Periodical cyclic loads are often encountered in the construction and operation stages of geotechnical engineering. In the paper, multi-level triaxial cyclic loading and unloading (TCLU) compression tests are conducted on sandstone samples under varying upper limits of axial stress. Firstly, the crack volumetric (deviatoric) strain curves and the characteristic stresses are obtained, and the evolution curves of the hysteresis loop, the characteristic of crack strain, and axial (radial) strain are analyzed. Secondly, the strain evolution equation has been applied to the fitting analysis of 125 groups of axial and radial strain data, and good results were obtained. The equation has better applicability to TCLU tests. Finally, the damage evolution law, life prediction of the sandstone, and failure mechanism are revealed.
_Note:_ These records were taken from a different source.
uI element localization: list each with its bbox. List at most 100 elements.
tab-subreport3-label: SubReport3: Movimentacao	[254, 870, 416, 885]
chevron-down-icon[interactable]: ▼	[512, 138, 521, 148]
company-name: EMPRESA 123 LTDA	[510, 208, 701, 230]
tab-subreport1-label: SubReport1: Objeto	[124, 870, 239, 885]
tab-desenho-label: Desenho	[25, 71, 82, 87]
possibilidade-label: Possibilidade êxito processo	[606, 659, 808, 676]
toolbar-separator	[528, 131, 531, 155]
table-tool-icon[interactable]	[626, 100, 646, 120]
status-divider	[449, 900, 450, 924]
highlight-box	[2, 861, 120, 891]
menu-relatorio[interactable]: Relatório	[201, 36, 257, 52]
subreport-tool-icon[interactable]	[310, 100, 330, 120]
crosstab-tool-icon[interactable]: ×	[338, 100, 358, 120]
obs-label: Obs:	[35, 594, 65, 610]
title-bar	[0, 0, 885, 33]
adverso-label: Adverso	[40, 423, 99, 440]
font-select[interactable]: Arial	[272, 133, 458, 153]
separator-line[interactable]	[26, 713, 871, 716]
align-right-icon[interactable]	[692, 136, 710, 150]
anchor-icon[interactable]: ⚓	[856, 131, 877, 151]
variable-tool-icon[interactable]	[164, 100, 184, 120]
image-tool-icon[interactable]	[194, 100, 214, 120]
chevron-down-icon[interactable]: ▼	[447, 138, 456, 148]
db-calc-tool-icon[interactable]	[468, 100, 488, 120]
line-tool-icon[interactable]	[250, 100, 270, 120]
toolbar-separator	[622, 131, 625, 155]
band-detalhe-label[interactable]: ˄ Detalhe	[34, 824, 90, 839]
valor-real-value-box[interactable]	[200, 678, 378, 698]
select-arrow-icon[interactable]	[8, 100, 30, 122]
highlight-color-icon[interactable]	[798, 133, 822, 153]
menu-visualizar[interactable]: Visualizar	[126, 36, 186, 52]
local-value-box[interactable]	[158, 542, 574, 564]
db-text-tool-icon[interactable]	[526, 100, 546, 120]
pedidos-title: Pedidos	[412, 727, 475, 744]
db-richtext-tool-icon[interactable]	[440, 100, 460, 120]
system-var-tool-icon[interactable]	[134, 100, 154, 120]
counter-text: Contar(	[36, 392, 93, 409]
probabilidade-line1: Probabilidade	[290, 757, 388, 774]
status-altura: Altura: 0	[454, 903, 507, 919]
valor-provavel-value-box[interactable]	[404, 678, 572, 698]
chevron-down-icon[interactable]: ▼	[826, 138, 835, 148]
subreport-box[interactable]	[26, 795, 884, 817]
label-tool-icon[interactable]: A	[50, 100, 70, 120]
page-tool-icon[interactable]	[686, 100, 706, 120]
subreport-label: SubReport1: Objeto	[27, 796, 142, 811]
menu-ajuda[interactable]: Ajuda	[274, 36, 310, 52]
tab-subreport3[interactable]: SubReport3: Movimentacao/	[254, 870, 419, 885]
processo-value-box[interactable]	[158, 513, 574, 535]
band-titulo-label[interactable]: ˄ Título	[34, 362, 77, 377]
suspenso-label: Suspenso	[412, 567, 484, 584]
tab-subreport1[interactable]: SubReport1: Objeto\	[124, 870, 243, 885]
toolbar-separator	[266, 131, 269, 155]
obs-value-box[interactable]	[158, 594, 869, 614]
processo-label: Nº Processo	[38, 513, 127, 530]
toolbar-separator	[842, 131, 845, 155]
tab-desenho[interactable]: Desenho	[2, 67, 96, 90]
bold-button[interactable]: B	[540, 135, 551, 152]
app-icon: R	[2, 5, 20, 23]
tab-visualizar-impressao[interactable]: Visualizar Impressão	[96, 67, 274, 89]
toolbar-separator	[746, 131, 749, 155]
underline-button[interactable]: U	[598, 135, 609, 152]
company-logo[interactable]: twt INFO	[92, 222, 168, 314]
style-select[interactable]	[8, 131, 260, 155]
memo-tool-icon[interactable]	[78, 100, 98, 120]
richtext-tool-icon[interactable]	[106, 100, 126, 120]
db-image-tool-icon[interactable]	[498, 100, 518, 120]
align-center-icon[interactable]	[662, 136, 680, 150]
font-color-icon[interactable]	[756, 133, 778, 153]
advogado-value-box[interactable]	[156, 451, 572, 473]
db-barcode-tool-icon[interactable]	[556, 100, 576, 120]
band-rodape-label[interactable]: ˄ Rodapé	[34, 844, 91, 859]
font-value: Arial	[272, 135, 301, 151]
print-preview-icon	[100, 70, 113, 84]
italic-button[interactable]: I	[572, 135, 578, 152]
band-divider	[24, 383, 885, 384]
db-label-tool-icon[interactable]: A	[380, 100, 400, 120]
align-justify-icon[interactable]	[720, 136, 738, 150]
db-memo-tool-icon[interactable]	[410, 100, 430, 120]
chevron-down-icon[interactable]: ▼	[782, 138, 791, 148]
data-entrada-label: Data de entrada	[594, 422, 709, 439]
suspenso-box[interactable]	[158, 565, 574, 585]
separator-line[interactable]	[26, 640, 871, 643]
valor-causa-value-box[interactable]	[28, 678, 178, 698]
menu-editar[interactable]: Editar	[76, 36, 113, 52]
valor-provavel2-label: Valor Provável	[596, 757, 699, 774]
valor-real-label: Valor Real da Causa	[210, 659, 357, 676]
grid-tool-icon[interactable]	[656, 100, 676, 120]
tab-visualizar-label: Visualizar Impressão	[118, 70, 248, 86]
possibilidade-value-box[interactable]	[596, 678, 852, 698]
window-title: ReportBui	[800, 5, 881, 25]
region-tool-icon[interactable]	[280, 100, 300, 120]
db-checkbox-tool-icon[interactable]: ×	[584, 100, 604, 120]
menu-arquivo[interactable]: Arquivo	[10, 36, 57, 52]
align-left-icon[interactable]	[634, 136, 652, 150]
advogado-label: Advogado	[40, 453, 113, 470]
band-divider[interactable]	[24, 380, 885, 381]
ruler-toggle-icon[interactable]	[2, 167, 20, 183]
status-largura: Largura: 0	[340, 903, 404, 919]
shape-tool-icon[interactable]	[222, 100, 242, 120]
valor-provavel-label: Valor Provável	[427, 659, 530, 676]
Studies show that: after the crack initiation stress is exceeded, the crack radial strain and the crack axial strain curves gradually show an obvious nonlinear phenomenon with the increase of axial stress. By fitting the evolution process of the axial (radial) strain, it clarified the coupling action of axial stress and confining pressure on the fatigue failure of sandstone. The damage factor of each sample shows a step growth, and the development of the radial damage factor lags behind the axial damage factor. Upper limits of axial stress value are key factors in determining the fatigue life of rocks. The rock failure mode under the TCLU path is mainly manifested as splitting tension failure and shear failure. The fatigue life is predicted by fitting and analyzing the rock strain evolution equation under the action of TCLU using damage mechanics theory combined with experimental data, which will help to understand the failure mechanism of rock mass, and then scientifically evaluate the long-term stability of engineering rock mass.